Total amount: € 0,00
Online ISSN 1827-1596
CRITICAL AND INTENSIVE THERAPY
Luzzati R., Antozzi L., Bellocco R. *, Del Bravo P., Mirandola M., Procaccio F. **, Cirillo F. M. **, Romiti P. **, Sarti A. **, Manani G. **, Concia E., Italic Study Group ***
Istituto di Malattie Infettive Università ed Azienda Ospedaliera - Verona
*Department of Medical Epidemiology Karolinska Institute - Stockholm (Sweden)
**Collegio dei Primari di Anestesia e Rianimazione del Triveneto Gruppo di Studio «Le infezioni in terapia intensiva»
Background. Nosocomial infection is one of the most common complications affecting patients admitted in intensive care units (ICU). The aim of this study is to evaluate rates of ICU-acquired infections, potential risk factors for these infections, causative microrganisms and antibiotic resistance patterns.
Methods. A 1-day point-prevalence study was conducted in 39 ICUs in Triveneto area (Italy) in November 1998. The overall study population included 188 patients with mean age of 61.4±19.3 years; the mean SAPS II score at entry into the ICU was 44.4±16.8 and the median duration of hospitalization was 9 days (range 2-636).

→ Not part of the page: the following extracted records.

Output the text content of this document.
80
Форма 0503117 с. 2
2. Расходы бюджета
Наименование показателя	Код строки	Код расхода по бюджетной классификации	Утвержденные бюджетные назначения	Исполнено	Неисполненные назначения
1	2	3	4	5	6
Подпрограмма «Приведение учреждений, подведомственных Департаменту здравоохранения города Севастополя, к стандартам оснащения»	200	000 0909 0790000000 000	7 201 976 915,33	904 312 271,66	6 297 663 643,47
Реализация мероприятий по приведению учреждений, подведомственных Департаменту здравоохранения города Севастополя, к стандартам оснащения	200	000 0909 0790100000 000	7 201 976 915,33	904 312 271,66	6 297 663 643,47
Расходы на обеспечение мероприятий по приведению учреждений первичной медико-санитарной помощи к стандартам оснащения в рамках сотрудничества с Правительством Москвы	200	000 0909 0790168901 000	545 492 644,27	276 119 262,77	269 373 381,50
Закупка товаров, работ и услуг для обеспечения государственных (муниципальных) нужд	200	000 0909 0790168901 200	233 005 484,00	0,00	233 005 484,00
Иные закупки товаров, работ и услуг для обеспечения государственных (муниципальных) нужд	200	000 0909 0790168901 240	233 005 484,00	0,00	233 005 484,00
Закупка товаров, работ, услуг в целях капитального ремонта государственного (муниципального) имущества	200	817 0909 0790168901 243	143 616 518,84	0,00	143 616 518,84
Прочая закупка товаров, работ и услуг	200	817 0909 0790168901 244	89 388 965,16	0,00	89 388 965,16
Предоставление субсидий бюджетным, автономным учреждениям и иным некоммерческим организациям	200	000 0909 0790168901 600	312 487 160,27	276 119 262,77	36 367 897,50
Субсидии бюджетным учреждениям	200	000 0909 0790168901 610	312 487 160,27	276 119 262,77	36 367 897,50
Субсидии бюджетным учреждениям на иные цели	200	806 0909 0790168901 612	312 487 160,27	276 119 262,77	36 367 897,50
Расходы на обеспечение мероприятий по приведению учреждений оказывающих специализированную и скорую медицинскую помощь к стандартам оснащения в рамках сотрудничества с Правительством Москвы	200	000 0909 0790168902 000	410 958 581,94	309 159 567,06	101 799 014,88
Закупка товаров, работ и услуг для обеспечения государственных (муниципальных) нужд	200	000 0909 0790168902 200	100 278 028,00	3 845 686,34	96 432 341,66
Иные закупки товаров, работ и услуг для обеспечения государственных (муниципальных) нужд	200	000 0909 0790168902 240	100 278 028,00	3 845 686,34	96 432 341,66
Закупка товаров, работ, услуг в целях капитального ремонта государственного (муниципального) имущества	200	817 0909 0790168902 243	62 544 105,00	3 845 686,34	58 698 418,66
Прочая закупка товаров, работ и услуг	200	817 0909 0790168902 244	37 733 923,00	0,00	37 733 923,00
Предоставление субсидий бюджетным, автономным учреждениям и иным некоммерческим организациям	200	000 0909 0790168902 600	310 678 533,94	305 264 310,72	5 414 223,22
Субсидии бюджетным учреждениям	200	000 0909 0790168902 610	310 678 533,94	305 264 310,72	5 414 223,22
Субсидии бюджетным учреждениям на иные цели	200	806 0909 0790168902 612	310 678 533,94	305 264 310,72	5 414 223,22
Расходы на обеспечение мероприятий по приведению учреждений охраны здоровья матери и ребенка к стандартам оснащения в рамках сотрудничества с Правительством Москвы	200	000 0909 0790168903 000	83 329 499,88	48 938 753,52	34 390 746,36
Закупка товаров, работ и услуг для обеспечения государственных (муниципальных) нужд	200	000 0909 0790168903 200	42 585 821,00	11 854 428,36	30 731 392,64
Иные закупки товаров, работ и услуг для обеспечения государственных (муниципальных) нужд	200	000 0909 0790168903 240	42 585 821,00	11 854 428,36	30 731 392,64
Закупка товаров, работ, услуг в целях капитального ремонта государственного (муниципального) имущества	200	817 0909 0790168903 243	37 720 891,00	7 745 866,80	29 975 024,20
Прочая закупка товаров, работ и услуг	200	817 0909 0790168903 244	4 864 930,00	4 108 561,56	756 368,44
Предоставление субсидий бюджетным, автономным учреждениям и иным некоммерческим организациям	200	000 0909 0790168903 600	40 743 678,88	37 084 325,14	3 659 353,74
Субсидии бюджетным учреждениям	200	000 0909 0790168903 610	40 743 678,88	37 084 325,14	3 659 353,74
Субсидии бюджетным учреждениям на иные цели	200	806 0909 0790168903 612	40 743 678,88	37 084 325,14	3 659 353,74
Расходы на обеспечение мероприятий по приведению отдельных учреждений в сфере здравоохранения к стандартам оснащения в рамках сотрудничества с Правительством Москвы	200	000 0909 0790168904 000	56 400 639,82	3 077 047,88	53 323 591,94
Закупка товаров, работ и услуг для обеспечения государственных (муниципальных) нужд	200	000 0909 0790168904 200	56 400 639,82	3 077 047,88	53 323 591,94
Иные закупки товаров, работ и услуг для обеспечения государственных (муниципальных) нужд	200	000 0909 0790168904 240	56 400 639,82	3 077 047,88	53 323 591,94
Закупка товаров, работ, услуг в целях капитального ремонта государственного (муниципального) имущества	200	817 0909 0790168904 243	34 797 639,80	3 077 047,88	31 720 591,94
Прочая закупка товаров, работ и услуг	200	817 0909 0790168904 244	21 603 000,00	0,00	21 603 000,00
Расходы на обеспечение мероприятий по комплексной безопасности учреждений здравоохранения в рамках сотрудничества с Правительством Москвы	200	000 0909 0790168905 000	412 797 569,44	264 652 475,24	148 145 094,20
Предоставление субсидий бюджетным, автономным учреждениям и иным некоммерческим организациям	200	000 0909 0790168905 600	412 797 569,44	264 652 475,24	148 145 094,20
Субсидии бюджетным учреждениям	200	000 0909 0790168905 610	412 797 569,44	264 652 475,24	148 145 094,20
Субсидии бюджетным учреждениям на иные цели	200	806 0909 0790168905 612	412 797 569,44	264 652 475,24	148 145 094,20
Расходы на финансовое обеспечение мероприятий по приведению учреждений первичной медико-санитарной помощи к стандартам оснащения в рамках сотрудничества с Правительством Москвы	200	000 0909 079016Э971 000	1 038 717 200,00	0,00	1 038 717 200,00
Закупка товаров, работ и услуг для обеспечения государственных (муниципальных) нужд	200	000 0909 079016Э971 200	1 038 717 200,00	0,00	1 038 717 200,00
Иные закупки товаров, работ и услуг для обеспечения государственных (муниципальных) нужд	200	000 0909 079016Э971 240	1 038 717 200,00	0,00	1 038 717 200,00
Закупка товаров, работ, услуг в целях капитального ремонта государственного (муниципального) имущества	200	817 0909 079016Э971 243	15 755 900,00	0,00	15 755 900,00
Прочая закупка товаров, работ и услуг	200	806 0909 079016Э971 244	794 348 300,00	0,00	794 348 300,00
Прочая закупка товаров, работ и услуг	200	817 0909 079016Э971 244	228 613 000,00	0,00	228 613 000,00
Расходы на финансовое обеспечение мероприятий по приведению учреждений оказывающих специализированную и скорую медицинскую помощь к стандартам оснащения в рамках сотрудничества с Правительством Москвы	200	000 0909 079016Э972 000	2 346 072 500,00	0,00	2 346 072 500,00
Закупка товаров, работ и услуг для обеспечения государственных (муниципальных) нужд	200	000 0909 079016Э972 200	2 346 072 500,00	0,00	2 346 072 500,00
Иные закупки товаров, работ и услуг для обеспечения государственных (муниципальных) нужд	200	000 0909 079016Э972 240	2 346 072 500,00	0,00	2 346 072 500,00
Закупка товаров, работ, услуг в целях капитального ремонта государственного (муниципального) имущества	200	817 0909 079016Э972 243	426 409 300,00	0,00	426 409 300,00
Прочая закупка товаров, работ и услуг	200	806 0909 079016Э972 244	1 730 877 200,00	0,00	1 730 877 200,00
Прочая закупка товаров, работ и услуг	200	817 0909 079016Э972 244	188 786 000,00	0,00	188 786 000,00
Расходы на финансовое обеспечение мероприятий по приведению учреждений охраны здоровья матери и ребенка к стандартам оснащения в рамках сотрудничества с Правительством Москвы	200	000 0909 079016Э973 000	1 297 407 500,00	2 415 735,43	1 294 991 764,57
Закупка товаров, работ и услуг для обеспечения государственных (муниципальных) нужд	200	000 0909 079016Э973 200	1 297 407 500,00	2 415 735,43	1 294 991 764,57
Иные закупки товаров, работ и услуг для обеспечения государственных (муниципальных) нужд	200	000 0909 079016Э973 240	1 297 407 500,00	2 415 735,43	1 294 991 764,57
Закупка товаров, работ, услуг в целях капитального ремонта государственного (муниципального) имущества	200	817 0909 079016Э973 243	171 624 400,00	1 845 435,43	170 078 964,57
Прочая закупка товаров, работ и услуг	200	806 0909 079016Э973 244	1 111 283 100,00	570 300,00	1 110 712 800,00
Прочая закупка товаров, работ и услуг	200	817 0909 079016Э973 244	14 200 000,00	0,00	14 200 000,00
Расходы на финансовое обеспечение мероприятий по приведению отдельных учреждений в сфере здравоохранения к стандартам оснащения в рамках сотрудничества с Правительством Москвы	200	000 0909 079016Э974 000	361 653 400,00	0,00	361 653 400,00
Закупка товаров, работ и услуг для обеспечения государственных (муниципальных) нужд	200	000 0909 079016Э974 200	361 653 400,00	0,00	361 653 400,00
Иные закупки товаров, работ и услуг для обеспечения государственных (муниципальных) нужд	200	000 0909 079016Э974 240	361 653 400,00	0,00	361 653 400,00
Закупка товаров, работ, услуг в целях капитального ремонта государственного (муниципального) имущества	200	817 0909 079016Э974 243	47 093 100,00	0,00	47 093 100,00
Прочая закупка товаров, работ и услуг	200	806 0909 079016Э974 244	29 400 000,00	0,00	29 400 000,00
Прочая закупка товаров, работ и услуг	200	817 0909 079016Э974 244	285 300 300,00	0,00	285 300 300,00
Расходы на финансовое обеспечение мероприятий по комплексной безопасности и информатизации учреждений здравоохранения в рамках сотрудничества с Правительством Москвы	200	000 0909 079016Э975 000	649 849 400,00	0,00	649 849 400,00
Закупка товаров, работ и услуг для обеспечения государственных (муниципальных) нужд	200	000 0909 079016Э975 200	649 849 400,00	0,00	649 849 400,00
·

Results. A total of 59 patients (31.4%) had 79 episodes of ICU-acquired infections; pneumonia (45.5%), bloodstream infection (30.4%), and urinary tract infection (11.4%) were the most frequent types of infection. The leading causative microrganisms were S. aureus (24.4%, 77% of them were resistant to methicillin), Enterobacteriaceae (24.4%), P. aeruginosa (23.2%), fungi (12.2%), coagulase-negative staphylococci (7.3%) and Enterococcus spp (4.9%). Independent risk factors for nosocomial infections were duration of hospitalization >7 days (OR 4.29, 95% CI 1.82-10.1), SAPS II score >30 (OR 3.34, 95% CI 1.0-11.18), total parenteral nutrition (OR 2.69, 95% CI 1.19-6.07) and tracheostomy (OR 1.88, 95% CI 0.84-4.20).
Conclusions. Nosocomial infections are relatively frequent in Triveneto area ICUs. The predominance of pneumonia and bloodstream infection, and the high frequency of antibiotic-resistant pathogens indicate that resources had to be assigned towards the implementation of control programs of those infections, monitoring of antibiotic resistance and prescription, and antibiotic therapy guidelines.